The European “energy crisis that isn’t” consists of a caricature created in Washington that doesn’t conform to reality. It’s true that the EU has doubled down on green energy policy since 2020 and that the sources that have exploded in installed capacity, solar and wind, are intermittent by nature, though data shows are now a reliable source of electricity in most of the EU.

It’s time for the US doomsayers that were waiting for the energy chaos, Adam Tooze writes, to adapt their narrative to reality:

“Let us start with the simple fact that Europe’s lights have stayed on and no one has actually gone without power. Europe’s situation should not be confused with that of Texas in 2021. The story of 2022 European energy policy is one of stress, not of open crisis and blackouts.”

Also, the most important contributor to this success isn’t Europe going back to “reliable sources” like coal, but a reduction in demand, more renewables, and more efficiency in transportation, buildings, and factories:

“All told, European electricity consumption fell by 3.5 percent in 2022. Between August 2022 and January 2023, gas consumption in Europe was 19.3 percent lower than in the previous five years.”

Who’s leading who in energy policy?

Not even a drastic reduction in hydropower production due to a lack of rainfall, combined with the problems of France’s nuclear supply, affected the overall energy supply:

“Meanwhile, there is absolutely no sign of any retreat by investors from renewables, rather the reverse. Far from falling back in love with gas, oil, and coal, the world clearly realized in 2022 that fossil fuels are an expensive and fickle trap. Investment in solar in Europe is booming. The latest data from SolarPower Europe, an industry trade body, shows that nearly 32 gigawatts of solar capacity were installed across Europe in 2022, a growth of 33 percent from 2021. In terms of generation, 2022 will go down in history as the year in which solar and wind overtook every other form of electricity generation in Europe—gas, nuclear, or coal. And 2023 is likely to see the trend continued.”
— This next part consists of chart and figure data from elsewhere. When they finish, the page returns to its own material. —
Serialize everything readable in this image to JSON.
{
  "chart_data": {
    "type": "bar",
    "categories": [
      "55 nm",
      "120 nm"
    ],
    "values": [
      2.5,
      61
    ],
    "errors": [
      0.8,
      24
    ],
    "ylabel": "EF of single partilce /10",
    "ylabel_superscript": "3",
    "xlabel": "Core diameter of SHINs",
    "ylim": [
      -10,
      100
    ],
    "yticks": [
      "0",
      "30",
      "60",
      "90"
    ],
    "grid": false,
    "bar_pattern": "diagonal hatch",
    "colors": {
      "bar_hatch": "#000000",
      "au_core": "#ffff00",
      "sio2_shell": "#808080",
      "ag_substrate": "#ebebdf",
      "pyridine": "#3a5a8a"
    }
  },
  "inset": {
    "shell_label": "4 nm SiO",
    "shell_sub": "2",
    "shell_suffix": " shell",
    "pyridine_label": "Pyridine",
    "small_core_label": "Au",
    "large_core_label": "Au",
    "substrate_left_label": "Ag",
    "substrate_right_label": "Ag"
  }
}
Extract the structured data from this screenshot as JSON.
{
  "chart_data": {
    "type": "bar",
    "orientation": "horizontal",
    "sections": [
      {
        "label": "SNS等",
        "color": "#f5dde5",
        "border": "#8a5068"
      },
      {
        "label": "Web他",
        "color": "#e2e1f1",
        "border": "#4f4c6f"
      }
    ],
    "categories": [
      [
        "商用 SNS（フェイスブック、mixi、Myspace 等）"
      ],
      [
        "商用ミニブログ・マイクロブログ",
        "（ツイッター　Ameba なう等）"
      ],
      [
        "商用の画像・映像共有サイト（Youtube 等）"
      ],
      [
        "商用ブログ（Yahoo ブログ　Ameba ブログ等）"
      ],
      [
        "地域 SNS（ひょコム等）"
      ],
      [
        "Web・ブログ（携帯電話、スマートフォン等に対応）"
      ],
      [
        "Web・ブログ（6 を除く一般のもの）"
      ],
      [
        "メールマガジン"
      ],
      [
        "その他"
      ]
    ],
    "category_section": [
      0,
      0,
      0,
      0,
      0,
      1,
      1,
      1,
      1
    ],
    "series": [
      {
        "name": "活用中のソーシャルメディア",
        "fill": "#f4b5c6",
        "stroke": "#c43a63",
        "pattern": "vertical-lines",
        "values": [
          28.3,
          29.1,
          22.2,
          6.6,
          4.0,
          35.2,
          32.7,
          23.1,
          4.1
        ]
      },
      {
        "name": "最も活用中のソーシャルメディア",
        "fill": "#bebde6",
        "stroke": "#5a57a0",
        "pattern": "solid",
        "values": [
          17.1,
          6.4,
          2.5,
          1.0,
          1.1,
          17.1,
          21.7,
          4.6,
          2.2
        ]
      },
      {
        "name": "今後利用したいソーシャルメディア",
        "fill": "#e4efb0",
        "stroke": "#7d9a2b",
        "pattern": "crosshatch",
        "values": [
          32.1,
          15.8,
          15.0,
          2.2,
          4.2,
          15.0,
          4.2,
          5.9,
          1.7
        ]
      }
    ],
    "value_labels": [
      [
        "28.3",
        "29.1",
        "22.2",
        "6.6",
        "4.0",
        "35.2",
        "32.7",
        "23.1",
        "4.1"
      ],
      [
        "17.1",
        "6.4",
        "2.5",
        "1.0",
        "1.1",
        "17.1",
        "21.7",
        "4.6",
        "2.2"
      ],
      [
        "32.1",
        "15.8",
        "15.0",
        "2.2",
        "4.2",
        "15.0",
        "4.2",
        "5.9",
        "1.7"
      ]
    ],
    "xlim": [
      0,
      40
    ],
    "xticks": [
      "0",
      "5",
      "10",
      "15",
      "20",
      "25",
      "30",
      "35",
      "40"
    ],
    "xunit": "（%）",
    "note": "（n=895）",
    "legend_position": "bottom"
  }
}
And, as Adam Tooze suggests, this doubling down isn’t caused by excessive politicization of energy production due to climate change but because it also makes economic sense. Wind and solar “offer power at unbeatably low cost” that doesn’t depend on subsidies as critics allege:

“European wind power now operates on such a profitable basis that it returns revenue to European treasuries.”

More than showing an inability to look after itself and navigate complex geopolitical situations, the EU’s energy sector is showing the lead to the rest of the world. A growing number of US analysts agree with Adam Tooze and think that if one position seems entrenched and politically motivated, away from the economic and technological opportunities in one gigantic sector of the world’s economy, it seems to be held not by Brussels but by Washington.